There is publication after publication showing increased coronary perfusion, better rates of ROSC, etc in patients who received vasopressin. Vasopressin was not removed from ACLS due to coronary vasoconstrictive concerns, it was removed due to it showing no clear long-term benefit over epinephrine in VF/VT arrests even though it is associated with increased ROSC rates in nearly every clinical trial done on the subject. 

There is certainly a place for vasopressin and we are seeing it coming back in tertiary centers or had never ceased complete use in some centers. It has a particular role in certain shock states. This is due to its mechanism of action. In shock states we see dysfunctional adrenergic receptors that can inhibit the effectiveness of catecholamines. We can also see interruptions in signal transduction and metabolic factors that help inhibit catecholamine effectiveness. This is why we sometimes need steroids in persistent hypotensive states, steroids upregulate vascular a1 receptors helping catecholamines become more effective and also have other beneficial effects. Vasopressin can in a way bypass this adrenergic receptor dysregulation due to its binding to V class receptors as opposed to adrenergic. 

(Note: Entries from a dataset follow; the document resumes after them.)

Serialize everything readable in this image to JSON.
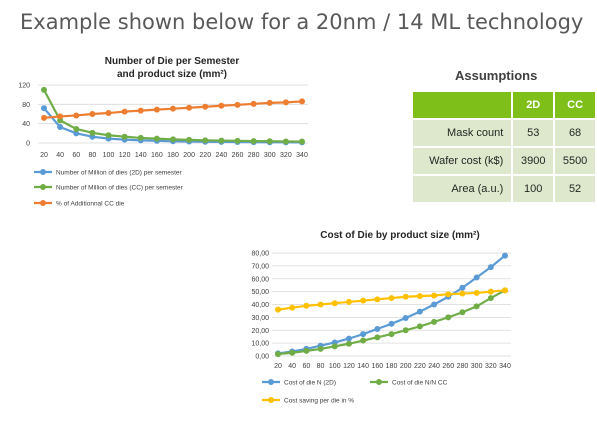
{
  "slide_title": "Example shown below for a 20nm / 14 ML technology",
  "assumptions": {
    "title": "Assumptions",
    "columns": [
      "2D",
      "CC"
    ],
    "rows": [
      {
        "label": "Mask count",
        "v2d": "53",
        "vcc": "68"
      },
      {
        "label": "Wafer cost (k$)",
        "v2d": "3900",
        "vcc": "5500"
      },
      {
        "label": "Area (a.u.)",
        "v2d": "100",
        "vcc": "52"
      }
    ]
  },
  "colors": {
    "blue": "#5b9bd5",
    "green": "#70ad47",
    "orange": "#ed7d31",
    "yellow": "#ffc000",
    "grid": "#d9d9d9"
  },
  "chart_data": [
    {
      "type": "line",
      "title": "Number of Die per Semester",
      "subtitle": "and product size (mm²)",
      "x": [
        20,
        40,
        60,
        80,
        100,
        120,
        140,
        160,
        180,
        200,
        220,
        240,
        260,
        280,
        300,
        320,
        340
      ],
      "yticks": [
        "0",
        "40",
        "80",
        "120"
      ],
      "ylim": [
        0,
        120
      ],
      "grid": true,
      "legend": "bottom",
      "series": [
        {
          "name": "Number of Million of dies (2D) per semester",
          "color": "#5b9bd5",
          "values": [
            72,
            33,
            20,
            13,
            9,
            7,
            5.5,
            4.5,
            3.5,
            3,
            2.5,
            2.2,
            2,
            1.8,
            1.6,
            1.4,
            1.2
          ]
        },
        {
          "name": "Number of Million of dies (CC) per semester",
          "color": "#70ad47",
          "values": [
            110,
            47,
            29,
            21,
            16,
            13,
            10.5,
            9,
            7.5,
            6.5,
            5.5,
            5,
            4.5,
            4,
            3.6,
            3.2,
            3
          ]
        },
        {
          "name": "% of Additionnal CC die",
          "color": "#ed7d31",
          "values": [
            52,
            55,
            57,
            60,
            62,
            65,
            67,
            69,
            71,
            73,
            75,
            77,
            79,
            81,
            83,
            84,
            86
          ]
        }
      ]
    },
    {
      "type": "line",
      "title": "Cost of Die by product size (mm²)",
      "x": [
        20,
        40,
        60,
        80,
        100,
        120,
        140,
        160,
        180,
        200,
        220,
        240,
        260,
        280,
        300,
        320,
        340
      ],
      "yticks": [
        "0,00",
        "10,00",
        "20,00",
        "30,00",
        "40,00",
        "50,00",
        "60,00",
        "70,00",
        "80,00"
      ],
      "ylim": [
        0,
        80
      ],
      "grid": true,
      "legend": "bottom",
      "series": [
        {
          "name": "Cost of die N (2D)",
          "color": "#5b9bd5",
          "values": [
            2,
            3.5,
            5.5,
            8,
            10.5,
            13.5,
            17,
            21,
            25,
            29.5,
            34.5,
            40,
            46,
            53,
            61,
            69,
            78
          ]
        },
        {
          "name": "Cost of die N/N CC",
          "color": "#70ad47",
          "values": [
            1.5,
            2.5,
            4,
            5.5,
            7.5,
            9.5,
            12,
            14.5,
            17,
            20,
            23,
            26.5,
            30,
            34,
            38.5,
            45,
            51
          ]
        },
        {
          "name": "Cost saving per die in %",
          "color": "#ffc000",
          "values": [
            36,
            37.5,
            39,
            40,
            41,
            42,
            43,
            44,
            45,
            46,
            46.5,
            47,
            48,
            48.5,
            49,
            50,
            51
          ]
        }
      ]
    }
  ]
}
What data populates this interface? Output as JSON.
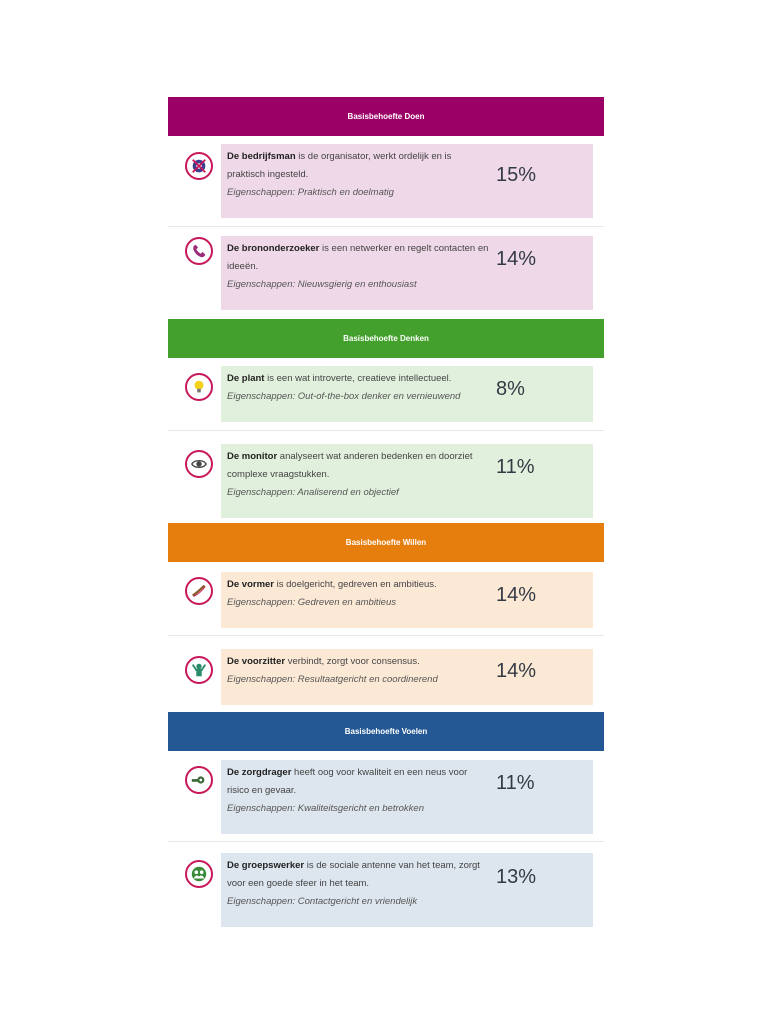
{
  "sections": [
    {
      "title": "Basisbehoefte Doen",
      "color": "#9b0066",
      "card_bg": "#efd9e8",
      "rows": [
        {
          "icon": "gear-tools-icon",
          "name": "De bedrijfsman",
          "desc": " is de organisator, werkt ordelijk en is praktisch ingesteld.",
          "props": "Eigenschappen: Praktisch en doelmatig",
          "percent": "15%"
        },
        {
          "icon": "telephone-icon",
          "name": "De brononderzoeker",
          "desc": " is een netwerker en regelt contacten en ideeën.",
          "props": "Eigenschappen: Nieuwsgierig en enthousiast",
          "percent": "14%"
        }
      ]
    },
    {
      "title": "Basisbehoefte Denken",
      "color": "#43a02c",
      "card_bg": "#e1f0dc",
      "rows": [
        {
          "icon": "lightbulb-icon",
          "name": "De plant",
          "desc": " is een wat introverte, creatieve intellectueel.",
          "props": "Eigenschappen: Out-of-the-box denker en vernieuwend",
          "percent": "8%"
        },
        {
          "icon": "eye-icon",
          "name": "De monitor",
          "desc": " analyseert wat anderen bedenken en doorziet complexe vraagstukken.",
          "props": "Eigenschappen: Analiserend en objectief",
          "percent": "11%"
        }
      ]
    },
    {
      "title": "Basisbehoefte Willen",
      "color": "#e67e0e",
      "card_bg": "#fbe9d6",
      "rows": [
        {
          "icon": "horn-icon",
          "name": "De vormer",
          "desc": " is doelgericht, gedreven en ambitieus.",
          "props": "Eigenschappen: Gedreven en ambitieus",
          "percent": "14%"
        },
        {
          "icon": "person-arms-raised-icon",
          "name": "De voorzitter",
          "desc": " verbindt, zorgt voor consensus.",
          "props": "Eigenschappen: Resultaatgericht en coordinerend",
          "percent": "14%"
        }
      ]
    },
    {
      "title": "Basisbehoefte Voelen",
      "color": "#245894",
      "card_bg": "#dde5ee",
      "rows": [
        {
          "icon": "magnifier-eye-icon",
          "name": "De zorgdrager",
          "desc": " heeft oog voor kwaliteit en een neus voor risico en gevaar.",
          "props": "Eigenschappen: Kwaliteitsgericht en betrokken",
          "percent": "11%"
        },
        {
          "icon": "group-people-icon",
          "name": "De groepswerker",
          "desc": " is de sociale antenne van het team, zorgt voor een goede sfeer in het team.",
          "props": "Eigenschappen: Contactgericht en vriendelijk",
          "percent": "13%"
        }
      ]
    }
  ]
}
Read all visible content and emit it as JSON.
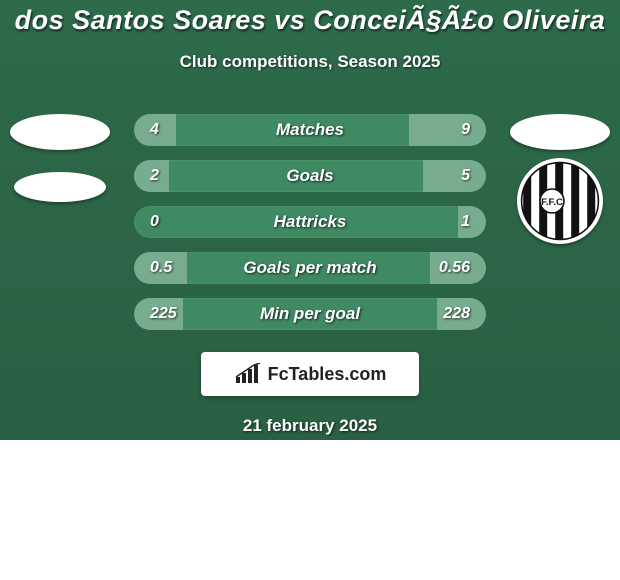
{
  "title": "dos Santos Soares vs ConceiÃ§Ã£o Oliveira",
  "subtitle": "Club competitions, Season 2025",
  "date_text": "21 february 2025",
  "footer_brand": "FcTables.com",
  "colors": {
    "card_bg_top": "#2d6b4a",
    "card_bg_bottom": "#2a5f43",
    "row_bg": "#3f8963",
    "fill_bg": "#78ac8f",
    "text": "#ffffff",
    "footer_box_bg": "#ffffff",
    "footer_text": "#222222"
  },
  "rows": [
    {
      "label": "Matches",
      "left": "4",
      "right": "9",
      "fill_left_pct": 12,
      "fill_right_pct": 22
    },
    {
      "label": "Goals",
      "left": "2",
      "right": "5",
      "fill_left_pct": 10,
      "fill_right_pct": 18
    },
    {
      "label": "Hattricks",
      "left": "0",
      "right": "1",
      "fill_left_pct": 0,
      "fill_right_pct": 8
    },
    {
      "label": "Goals per match",
      "left": "0.5",
      "right": "0.56",
      "fill_left_pct": 15,
      "fill_right_pct": 16
    },
    {
      "label": "Min per goal",
      "left": "225",
      "right": "228",
      "fill_left_pct": 14,
      "fill_right_pct": 14
    }
  ],
  "icons": {
    "left_flag": "oval-white",
    "left_club": "oval-white-small",
    "right_flag": "oval-white",
    "right_club": "figueirense-bw-stripes"
  }
}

There has been more than one RCT done that shows greater survival in non-shockable arrest states with vasopressin being used. Mentzelopoulos 2009 & 2013 conducted separate RCT’s over different centers and showed nearly identical results, vasopressin used in non-shockable cardiac arrest states had a much higher ROSC and survival with positive neurological outcome compared to epinephrine (19% vs. 4%). This was randomized and reproduced using around 400 patients in total. 

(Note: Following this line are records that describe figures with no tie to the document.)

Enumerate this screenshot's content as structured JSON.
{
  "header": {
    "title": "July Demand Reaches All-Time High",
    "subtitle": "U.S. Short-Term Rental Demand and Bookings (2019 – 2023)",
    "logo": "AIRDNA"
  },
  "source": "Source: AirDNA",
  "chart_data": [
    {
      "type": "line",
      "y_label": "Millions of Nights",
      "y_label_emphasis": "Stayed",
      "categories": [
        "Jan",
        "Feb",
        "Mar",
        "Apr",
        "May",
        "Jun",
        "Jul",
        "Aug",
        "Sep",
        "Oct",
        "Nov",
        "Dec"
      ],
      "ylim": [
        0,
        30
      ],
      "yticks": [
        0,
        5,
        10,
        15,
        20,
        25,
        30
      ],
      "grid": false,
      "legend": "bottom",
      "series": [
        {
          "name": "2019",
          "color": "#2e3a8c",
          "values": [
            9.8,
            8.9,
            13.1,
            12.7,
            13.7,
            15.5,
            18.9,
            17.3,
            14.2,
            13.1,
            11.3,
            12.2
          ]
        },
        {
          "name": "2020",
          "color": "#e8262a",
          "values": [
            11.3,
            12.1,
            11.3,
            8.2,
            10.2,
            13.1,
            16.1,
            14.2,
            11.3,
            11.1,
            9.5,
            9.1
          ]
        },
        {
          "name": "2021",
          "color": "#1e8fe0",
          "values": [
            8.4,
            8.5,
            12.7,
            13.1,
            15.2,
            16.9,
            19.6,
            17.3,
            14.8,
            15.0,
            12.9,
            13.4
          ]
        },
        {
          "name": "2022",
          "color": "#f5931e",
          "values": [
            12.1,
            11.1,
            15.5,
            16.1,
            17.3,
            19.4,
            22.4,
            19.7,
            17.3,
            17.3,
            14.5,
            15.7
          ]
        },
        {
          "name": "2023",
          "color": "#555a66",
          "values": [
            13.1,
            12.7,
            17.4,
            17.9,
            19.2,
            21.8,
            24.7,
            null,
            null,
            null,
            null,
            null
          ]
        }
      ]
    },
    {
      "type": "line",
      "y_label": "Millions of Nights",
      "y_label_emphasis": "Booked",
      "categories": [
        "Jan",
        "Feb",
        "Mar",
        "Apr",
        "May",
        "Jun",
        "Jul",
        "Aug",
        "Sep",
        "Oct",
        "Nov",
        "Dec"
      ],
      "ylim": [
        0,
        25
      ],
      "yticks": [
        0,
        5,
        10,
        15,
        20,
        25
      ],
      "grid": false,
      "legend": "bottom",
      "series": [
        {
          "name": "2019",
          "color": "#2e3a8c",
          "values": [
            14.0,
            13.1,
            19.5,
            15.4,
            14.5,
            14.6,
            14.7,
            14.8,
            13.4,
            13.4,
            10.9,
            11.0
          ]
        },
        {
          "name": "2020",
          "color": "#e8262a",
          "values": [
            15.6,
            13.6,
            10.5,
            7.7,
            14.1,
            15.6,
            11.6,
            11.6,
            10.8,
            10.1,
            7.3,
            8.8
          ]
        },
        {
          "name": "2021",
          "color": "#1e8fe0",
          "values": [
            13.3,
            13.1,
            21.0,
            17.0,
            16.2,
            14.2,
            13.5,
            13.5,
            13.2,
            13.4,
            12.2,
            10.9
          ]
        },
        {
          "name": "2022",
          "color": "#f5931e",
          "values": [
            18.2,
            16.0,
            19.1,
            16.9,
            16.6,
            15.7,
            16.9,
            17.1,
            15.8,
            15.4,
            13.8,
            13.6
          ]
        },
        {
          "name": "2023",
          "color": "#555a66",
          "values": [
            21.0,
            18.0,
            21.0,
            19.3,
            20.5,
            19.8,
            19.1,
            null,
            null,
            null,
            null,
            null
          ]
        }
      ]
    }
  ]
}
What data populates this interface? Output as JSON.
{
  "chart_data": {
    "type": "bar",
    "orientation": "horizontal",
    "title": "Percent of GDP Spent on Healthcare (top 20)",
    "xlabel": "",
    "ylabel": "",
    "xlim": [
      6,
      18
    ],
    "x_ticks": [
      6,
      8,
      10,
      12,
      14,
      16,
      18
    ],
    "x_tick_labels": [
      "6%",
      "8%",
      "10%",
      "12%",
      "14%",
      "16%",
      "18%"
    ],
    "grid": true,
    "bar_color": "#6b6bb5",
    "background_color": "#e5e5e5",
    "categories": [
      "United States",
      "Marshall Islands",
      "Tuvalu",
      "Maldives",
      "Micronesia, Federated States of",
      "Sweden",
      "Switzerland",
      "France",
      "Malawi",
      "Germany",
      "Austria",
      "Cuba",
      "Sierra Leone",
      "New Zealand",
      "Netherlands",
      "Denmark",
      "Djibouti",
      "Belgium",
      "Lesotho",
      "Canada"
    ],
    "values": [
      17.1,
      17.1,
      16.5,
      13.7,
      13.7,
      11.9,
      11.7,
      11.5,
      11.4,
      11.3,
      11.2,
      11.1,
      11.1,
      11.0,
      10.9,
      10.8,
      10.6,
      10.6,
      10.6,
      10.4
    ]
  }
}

One publication by Prosen in 2010 showed improved ROSC rates in pseudo PEA when vasopressin was administered. They were able to achieve ROSC in 94% of the patients studied and survival with a good neurological outcome in 50% of their pseudo-PEA patients, when normally we would see around 10%. That’s impressive by any standard. What did they do different? Stopped CPR and gave vasopressin. I am happy to provide proper citations on my statements, I just didn’t have the time to pull them all tonight. 

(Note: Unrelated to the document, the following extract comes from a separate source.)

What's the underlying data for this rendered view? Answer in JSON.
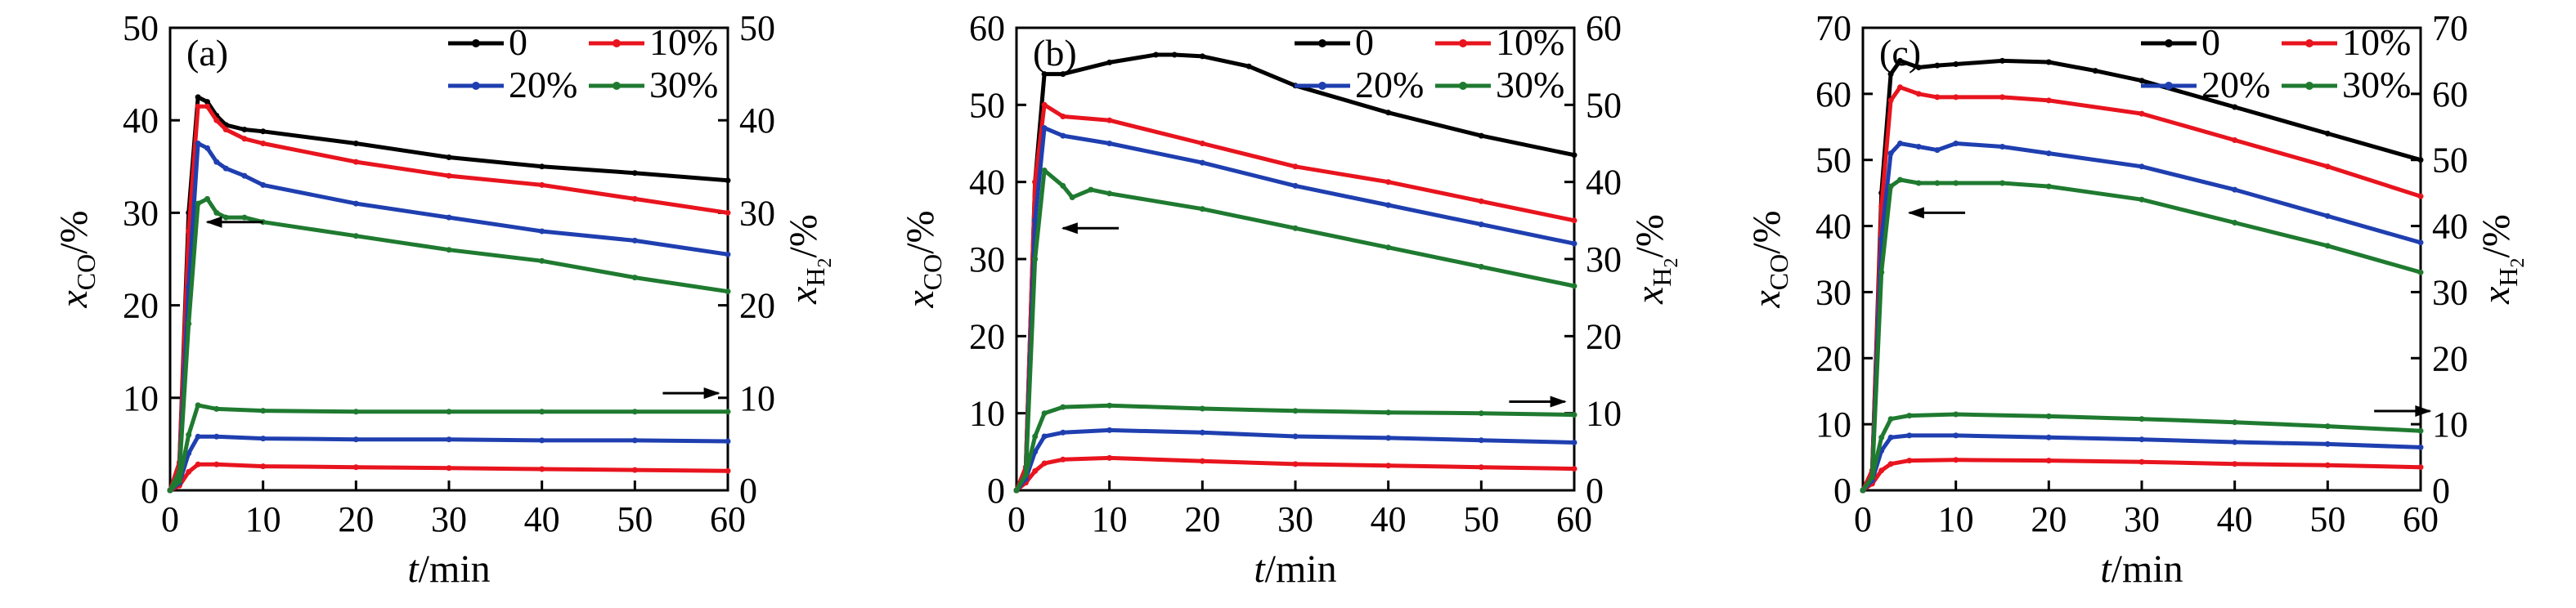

Is vasopressin some magical medication? Of course not. It has its uses though for sure! And is being used in tertiary level ICU’s and ER’s all over the country in cases where it may be beneficial. To say that its essentially useless is just a gross misunderstanding of pharmacologic principals and the literature on the topic. 

Reply 5

I think the studies you bring up are very interesting and have caused me to dig a little further into the dead vs alive pharmacologic effects of vasopressin.